During the past period the Department’s collection was significantly replenished by the articles of clothing and utensils of the peoples of Dagestan – Laks, Dargins and many others. Great success was acquisition of unique embroidered towel made in the Dagestan village Usisha famous by its embroidery traditions. Earlier these pieces were absent in museum collection. The collection of Khevsur clothes significantly replenished museum collection was also valuable acquisition. For the first time the objects of traditional cultures of the Iranian Talyshes entered the museum which allowed to compare them with the everyday objects of Azerbaijanian Talyshes kept in museum and obtain more comprehensive notion about traditional daily culture of this people historically divided between two states. Впервые в музей поступили предметы традиционной культуры талышей Ирана, что позволяет сопоставить их с предметами быта талышей Азербайджана, хранящимися в музее, и получить более полное представление о традиционно-бытовой культуре этого народа, исторически разделенного между двумя государствами.

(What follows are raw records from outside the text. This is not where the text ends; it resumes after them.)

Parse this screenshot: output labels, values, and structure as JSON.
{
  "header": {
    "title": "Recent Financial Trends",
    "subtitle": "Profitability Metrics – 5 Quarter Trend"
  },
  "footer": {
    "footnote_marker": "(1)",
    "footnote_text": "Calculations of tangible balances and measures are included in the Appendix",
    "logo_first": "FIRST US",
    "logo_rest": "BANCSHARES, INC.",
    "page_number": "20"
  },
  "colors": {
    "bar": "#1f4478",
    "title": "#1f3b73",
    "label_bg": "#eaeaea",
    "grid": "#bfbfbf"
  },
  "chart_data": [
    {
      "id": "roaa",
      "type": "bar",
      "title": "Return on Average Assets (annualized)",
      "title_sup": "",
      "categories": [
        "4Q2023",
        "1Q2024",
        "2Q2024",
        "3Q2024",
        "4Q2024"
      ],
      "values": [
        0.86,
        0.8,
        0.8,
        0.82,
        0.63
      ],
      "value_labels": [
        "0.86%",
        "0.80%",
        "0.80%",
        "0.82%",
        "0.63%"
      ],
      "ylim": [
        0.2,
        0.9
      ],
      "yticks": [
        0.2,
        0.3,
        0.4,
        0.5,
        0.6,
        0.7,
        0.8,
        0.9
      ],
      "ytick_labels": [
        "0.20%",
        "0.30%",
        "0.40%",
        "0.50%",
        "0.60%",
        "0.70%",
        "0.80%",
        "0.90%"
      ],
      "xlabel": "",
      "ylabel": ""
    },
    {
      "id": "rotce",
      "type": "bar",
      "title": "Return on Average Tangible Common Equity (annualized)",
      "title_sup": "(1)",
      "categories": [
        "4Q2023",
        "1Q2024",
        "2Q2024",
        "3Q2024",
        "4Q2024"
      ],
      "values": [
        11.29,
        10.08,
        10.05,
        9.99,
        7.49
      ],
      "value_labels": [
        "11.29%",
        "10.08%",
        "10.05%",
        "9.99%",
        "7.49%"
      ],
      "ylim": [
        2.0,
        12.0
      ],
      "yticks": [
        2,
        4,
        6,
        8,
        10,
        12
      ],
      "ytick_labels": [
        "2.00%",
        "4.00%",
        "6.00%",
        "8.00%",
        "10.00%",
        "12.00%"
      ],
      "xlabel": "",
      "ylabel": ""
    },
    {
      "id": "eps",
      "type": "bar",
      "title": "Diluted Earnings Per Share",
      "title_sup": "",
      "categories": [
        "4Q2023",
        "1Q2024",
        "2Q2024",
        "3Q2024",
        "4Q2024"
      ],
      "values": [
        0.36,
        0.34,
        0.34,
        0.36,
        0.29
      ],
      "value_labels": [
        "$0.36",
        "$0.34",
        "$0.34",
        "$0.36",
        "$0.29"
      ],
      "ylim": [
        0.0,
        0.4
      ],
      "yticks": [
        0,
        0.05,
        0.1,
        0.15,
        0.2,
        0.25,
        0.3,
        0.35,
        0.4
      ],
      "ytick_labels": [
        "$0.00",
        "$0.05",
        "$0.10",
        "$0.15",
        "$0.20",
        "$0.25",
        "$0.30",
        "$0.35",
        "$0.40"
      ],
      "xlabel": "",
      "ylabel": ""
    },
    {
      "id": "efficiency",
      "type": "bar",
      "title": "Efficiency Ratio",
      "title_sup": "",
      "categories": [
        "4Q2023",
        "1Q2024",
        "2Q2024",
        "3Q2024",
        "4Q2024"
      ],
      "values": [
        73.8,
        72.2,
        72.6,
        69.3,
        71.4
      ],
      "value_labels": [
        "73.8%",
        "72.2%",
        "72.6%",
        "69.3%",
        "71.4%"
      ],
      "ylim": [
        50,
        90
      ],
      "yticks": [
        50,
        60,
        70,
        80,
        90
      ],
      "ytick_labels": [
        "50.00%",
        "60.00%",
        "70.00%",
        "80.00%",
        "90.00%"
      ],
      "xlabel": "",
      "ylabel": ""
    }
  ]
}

The Department of Ethnography of the Peoples of Central Asian and Kazakhstan
Over the course of the last decade the funds of the Department of Ethnography of the Peoples of Central Asia and Kazakhstan were generally replenished thanks to donations from private persons and only some collections were gathered during the expedition trips to the republics of the region. The most significant part is the objects of traditional culture of Tajiks and Uzbeks of the late nineteenth-early twentieth century: woman dresses and man robes, burkas, embroidered wedding veils, curtains, small sacks for mirror decorated with embroidery or in quilted technique. Similar objects comprised bridal dowry and were used in wedding ritual and were further conserved as the family relics. Several collections of ancient woman jewelry showing the specifics of traditional Uzbek and Tajik art jewelry also entered the Department’s collection. For the first time the collection of objects of traditional everyday culture of the mountain Tajiks entered the museum. It has been gathered during the expedition in mountain villages of Tajikistan undertaken by the museum after almost the 50 year-old pause. The acquisition of Turkmen carpets and carpet works of late nineteenth early twentieth centuries −the unique phenomenon in culture of this people continued. Important significance had the objects of the Kazakh and Kirghiz traditional daily life which are found less and less frequently and the objects of contemporary folk art, many of which the museum could received by cooperation of the members of these peoples.